Making sure you know how to prevent substantial losses is integral before delving into spread betting. Legally similar to gambling, spread betting can be a goldmine of potential profit as well as a death trap of losses.
Perhaps one of the best ways to limit the risk of losses is understanding how spread betting works. There are several online tutorials by several spread-betting company providers that allow traders to have hands on experience on how spread betting can be used to their advantage. Moreover, there are also tons of books and magazines about spread betting which are readily available in paperbacks or E-books that contains valuable tips by successful traders and companies on how to manage and take full advantage of spread betting.
Spread betting is a complex and fast moving activity which can be rather complicated at first especially with the underlying concepts and trading jargon. Therefore people should understand and get to know the basics in spread betting before they begin since service providers don’t always highlight the risks clearly.
Traders who are new to spread betting are usually advised to start with small bets. Spread betting is flexible therefore to better give novice traders hefty gains and manageable losses. Experts also recommend that traders should probe and research a particular market before placing a bet. This can be done by examining a company’s recent rank and performance as well as its prevailing economic conditions and outlook. Although research is not enough to guarantee success, it does however give the trader a well informed decision.

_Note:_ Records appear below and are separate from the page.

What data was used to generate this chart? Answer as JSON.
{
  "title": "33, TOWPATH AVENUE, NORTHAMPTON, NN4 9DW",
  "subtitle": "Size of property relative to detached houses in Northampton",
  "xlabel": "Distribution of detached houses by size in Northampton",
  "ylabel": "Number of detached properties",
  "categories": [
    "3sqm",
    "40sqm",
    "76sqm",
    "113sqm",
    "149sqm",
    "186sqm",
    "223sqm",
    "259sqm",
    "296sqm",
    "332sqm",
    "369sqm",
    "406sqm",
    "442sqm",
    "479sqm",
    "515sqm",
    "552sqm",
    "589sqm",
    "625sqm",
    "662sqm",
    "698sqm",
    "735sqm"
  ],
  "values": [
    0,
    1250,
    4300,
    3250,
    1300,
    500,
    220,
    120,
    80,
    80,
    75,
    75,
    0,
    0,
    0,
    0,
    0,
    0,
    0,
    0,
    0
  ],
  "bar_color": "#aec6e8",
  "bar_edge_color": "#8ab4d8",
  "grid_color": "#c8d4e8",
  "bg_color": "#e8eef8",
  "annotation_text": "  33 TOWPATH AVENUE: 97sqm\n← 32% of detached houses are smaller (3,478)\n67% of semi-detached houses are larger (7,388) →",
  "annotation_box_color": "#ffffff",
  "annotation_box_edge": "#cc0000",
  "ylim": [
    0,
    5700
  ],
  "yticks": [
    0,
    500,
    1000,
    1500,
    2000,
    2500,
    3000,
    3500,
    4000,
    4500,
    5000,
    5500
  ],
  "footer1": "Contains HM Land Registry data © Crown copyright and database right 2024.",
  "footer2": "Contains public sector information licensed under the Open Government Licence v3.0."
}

A second thing to consider is keeping emotions in check when placing a bet, otherwise hotheaded and emotional traders are much more prone to inaccurate and poorly calculated decisions. Perhaps the best way to maintain a disciplined approach is to come up with a strategy so that there can be a true motive and goal, instead of just an impulse or hunch.
Spread betting companies provide a wide array of technical tools to minimise the risk of significant losses, one very effective and popular tool being stop losses.
There are two available stop loss mechanisms. A standard stop loss is basically free and closes a trade at an agreed upon price. For instance, if someone purchases the FTSE 100 at 4,400 for £4 in a speculation that the market will rise would most likely place a stop loss limit at 4,360 to guard against any further loss. If the index drops and hits the limit set then losses will only be limited to £50 which protects the trader from extreme losses.